Когда Шкода вползла во двор собачушка зашлась в новой истерике.
— Иди сюда, — я захлопнула за собой дверь машины и присела, — Иди, я не обижу.
Мохнатый зверь недоверчиво подошел поближе.
— Это едят, — доверительно сообщила я, протягивая раскрытую ладонь, на которой лежала собачья вкусняшка, — возьми, моя такое любит.
— У вас есть собака?
— Да, немка. Умнейшее создание и охранница.
Дуся наконец отважилась и забрала лакомство с ладони.

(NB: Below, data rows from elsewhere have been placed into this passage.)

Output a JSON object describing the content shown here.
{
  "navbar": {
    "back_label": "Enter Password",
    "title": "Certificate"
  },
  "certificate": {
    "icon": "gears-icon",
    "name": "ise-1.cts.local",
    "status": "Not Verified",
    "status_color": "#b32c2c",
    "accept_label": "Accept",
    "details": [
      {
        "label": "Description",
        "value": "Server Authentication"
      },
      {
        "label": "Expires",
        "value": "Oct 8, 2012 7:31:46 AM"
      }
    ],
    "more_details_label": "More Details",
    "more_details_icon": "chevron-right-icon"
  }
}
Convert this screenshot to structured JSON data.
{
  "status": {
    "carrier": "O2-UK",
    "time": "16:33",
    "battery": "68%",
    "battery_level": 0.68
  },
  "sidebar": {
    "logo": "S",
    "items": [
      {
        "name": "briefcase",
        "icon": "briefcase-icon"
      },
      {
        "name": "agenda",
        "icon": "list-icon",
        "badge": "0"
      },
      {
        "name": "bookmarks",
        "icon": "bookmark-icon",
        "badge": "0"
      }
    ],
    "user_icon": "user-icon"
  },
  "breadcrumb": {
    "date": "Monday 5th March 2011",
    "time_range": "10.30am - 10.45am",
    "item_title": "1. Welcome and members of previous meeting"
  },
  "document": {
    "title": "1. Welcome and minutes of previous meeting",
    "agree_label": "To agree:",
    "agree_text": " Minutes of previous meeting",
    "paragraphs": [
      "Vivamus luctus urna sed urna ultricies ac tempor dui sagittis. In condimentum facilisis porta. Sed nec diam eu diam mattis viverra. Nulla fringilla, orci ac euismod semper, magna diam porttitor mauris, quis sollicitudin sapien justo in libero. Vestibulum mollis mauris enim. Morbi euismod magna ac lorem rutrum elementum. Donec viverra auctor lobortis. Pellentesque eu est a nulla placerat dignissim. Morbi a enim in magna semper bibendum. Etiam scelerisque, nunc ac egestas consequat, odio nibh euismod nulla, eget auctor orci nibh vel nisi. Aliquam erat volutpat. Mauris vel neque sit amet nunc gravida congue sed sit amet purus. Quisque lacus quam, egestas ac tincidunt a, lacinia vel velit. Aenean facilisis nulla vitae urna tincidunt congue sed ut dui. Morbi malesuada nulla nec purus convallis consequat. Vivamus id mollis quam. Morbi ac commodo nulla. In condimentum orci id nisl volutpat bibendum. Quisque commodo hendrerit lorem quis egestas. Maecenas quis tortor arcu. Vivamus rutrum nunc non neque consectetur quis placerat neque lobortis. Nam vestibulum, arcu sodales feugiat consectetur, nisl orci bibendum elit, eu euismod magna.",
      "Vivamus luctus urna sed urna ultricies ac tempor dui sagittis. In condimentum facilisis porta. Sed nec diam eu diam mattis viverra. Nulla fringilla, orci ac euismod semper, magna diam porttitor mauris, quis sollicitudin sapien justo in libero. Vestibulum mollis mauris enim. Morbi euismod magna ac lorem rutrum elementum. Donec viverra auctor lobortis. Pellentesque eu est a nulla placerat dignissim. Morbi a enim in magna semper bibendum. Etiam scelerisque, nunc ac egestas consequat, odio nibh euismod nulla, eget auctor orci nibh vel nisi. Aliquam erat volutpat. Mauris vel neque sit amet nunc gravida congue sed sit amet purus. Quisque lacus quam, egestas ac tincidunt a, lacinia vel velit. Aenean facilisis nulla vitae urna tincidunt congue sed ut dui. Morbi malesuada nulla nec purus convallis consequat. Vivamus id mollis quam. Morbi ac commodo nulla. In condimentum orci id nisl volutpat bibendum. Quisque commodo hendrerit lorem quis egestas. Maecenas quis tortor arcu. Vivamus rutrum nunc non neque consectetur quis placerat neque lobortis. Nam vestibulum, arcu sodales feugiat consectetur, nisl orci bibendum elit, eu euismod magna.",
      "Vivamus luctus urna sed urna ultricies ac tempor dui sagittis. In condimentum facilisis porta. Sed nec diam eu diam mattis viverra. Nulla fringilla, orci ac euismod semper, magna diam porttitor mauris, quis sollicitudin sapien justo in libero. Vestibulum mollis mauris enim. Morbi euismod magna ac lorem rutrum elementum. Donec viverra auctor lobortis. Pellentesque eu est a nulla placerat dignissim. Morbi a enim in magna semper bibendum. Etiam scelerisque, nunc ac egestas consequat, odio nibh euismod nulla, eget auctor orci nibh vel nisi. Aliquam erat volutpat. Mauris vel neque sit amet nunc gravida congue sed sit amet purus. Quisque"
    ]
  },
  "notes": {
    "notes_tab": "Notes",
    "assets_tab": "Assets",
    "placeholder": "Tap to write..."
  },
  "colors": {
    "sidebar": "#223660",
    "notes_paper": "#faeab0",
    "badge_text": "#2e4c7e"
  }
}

— Все, теперь мир? — спросила я ее.
— Продажная душа, — засмеялась Татьяна Викторовна, — пойдемте, Саша. Вам умыться с дороги надо и отдохнуть.
— Георгий Борисович не очень рад, что я приехала, да? — спросила я, зайдя в дом.
— Не обращайте внимания, Саша. Ему тяжело сейчас.
— Всем тяжело, — пробормотала я, разуваясь.
Комната, в которой мне предстояло ночевать, оказалась светлой и уютной.
— Это, можно сказать, Сережина комната. Он часто приезжал, если концертов нет, а нам зачем столько комнат? Вот и выделили.
Гора подушек на кровати застеленной веселым пледом, шкаф с книгами, полка с фотографиями и медалями.
Я обернулась на Татьяну Викторовну.
— Сережины, — пояснила она, — горный туризм в школе, потом бросил — гитара стала интереснее.
— Интересно, он мне про школьные годы как-то и не рассказывал почти. Про студенчество больше.
— Там, наверное, есть чем бравировать. В школе он тихий мальчик был. Хулиганил, конечно, как все мальчишки, но в пределах разумного.
— Татьяна Викторовна, а фотографии есть где Сережа маленький?